Réunion (French: La
Réunion ,
previously Île Bourbon) is an overseas department and region
of the French Republic and an island in the Indian Ocean, east of Madagascar and 175 km (109 mi) southwest of Mauritius. As of January 2020, it had a population of 859,959.
The island has been
inhabited since the 16th century, when people from France and Madagascar
settled there. Slavery was abolished on 20 December 1848 (a date celebrated
yearly on the island), when the French Second Republic
abolished slavery in the French colonies. However, later on indentured workers were
brought to Réunion from South India, among other places. The
island became an overseas department of
France in 1946.
As in France, the official
language is French. In addition, the
majority of the region's population speaks Réunion Creole. dministratively,
Réunion is one of the overseas departments of France. Like the other four
overseas departments, it is also one of the 18 regions of France, with the modified status of overseas region, and an integral part of the republic with the
same status as Metropolitan France.
Réunion is an outermost region of the European Union and, as an overseas department of France, part
of the eurozone.
Mayotte was the first
Comorian island to fall under French influence at the beginning of the 1840s.

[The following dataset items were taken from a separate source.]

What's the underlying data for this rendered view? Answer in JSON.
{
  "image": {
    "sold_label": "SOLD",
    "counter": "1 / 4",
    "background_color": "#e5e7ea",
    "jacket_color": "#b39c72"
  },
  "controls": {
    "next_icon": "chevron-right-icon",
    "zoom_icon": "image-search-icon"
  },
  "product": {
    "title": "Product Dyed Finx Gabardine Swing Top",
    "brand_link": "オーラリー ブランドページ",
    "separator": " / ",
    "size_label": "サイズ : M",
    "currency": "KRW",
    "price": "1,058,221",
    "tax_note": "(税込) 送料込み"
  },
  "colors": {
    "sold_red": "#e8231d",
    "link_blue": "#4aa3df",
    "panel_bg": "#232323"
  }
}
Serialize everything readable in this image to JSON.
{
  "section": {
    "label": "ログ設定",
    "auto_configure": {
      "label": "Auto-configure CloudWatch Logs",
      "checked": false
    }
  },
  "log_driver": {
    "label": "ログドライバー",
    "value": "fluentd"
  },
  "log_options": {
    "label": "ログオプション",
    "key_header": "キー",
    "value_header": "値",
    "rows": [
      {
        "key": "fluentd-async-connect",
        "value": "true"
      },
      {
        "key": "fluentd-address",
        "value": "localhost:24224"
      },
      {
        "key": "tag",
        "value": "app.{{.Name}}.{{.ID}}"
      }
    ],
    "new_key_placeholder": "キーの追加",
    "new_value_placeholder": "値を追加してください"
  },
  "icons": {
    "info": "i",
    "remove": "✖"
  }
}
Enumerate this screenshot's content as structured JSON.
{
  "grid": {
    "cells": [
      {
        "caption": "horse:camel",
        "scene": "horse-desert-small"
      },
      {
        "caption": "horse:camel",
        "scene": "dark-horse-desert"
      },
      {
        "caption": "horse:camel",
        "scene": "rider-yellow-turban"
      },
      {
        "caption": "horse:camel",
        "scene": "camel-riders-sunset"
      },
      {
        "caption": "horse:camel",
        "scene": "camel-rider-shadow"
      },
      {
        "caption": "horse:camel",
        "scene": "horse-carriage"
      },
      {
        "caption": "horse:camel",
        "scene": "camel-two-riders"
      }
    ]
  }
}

It was the French administrative and postal center in the archipelago. Between
1911 and 1975, Mayotte's postal history is the same as the other Comoros: part
of the Madagascar colony, then part of the Comoros Archipelago
overseas territory.
In July 1975, Mayotte's
postal history diverged again because its inhabitants voted by referendum to
remain a French territory. After a shortage of stamps, stamps of France were
used from February 1976 to December 1996. From 1 January 1997 to 31 December 2011,
Mayotte was postally autonomous and issued its own stamps. Postal operations
are managed by an overseas subsidiary of La Poste. From 1 January 2012, with the full integration of Mayotte
with France, the island has no longer postal autonomy and uses the stamps of
France exclusively. The post in Mayotte is
operated by an overseas section of La Poste. In February
1976, stamps identical to those used in Metropolitan France arrived. Like in
the Réunion in January 1975, the French franc replaced the CFA
franc through the Institut d'émission d'Outre-Mer,
the CFP franc issuing bank.
Only the date stamp
distinguished a stamp used in Mayotte.
On 2 January 1997, the
island obtained a philatelic autonomy: local institutions can choose the
stamps' topics: coat of arms, artworks, traditions, fauna and flora are
omnipresent. They continue to be printed by the French postal printer, Philaposte
Boulazac, formerly Imprimerie des timbres-poste et valeurs fiduciaires (ITVF),
whose name appears at the bottom of the stamps. Stamps of France were no longer
accepted from 31 March 1997, but the Marianne definitive series is overprinted
"Mayotte". In 2001, a second definitive series completed Marianne: a
black and white map of the island. Another proximity with Metropolitan stamps
was the double denomination in franc and euro between July 1999 and December
2001.
The last stamp of Mayotte
was a joint emission with the TAAF.
From 2 January 2012, the stamps of France became valid in Mayotte, and from 1
April 2012 were the only ones on sale on Mayotte's post offices. The stamps of
Mayotte remains valid without time limitation.
The covers posted on October 29, 2013 and I received them on November 19, 2013. Mayotte now accept old stamps but the value must be there in Euro currency. After 2011, no own stamps issued by Mayotte postal services, only using French stamps with or without over printing as Mayotte.
The cover posted from Mt.Tsangamouji, on September 17, 2013 and I received on October 16, 2013.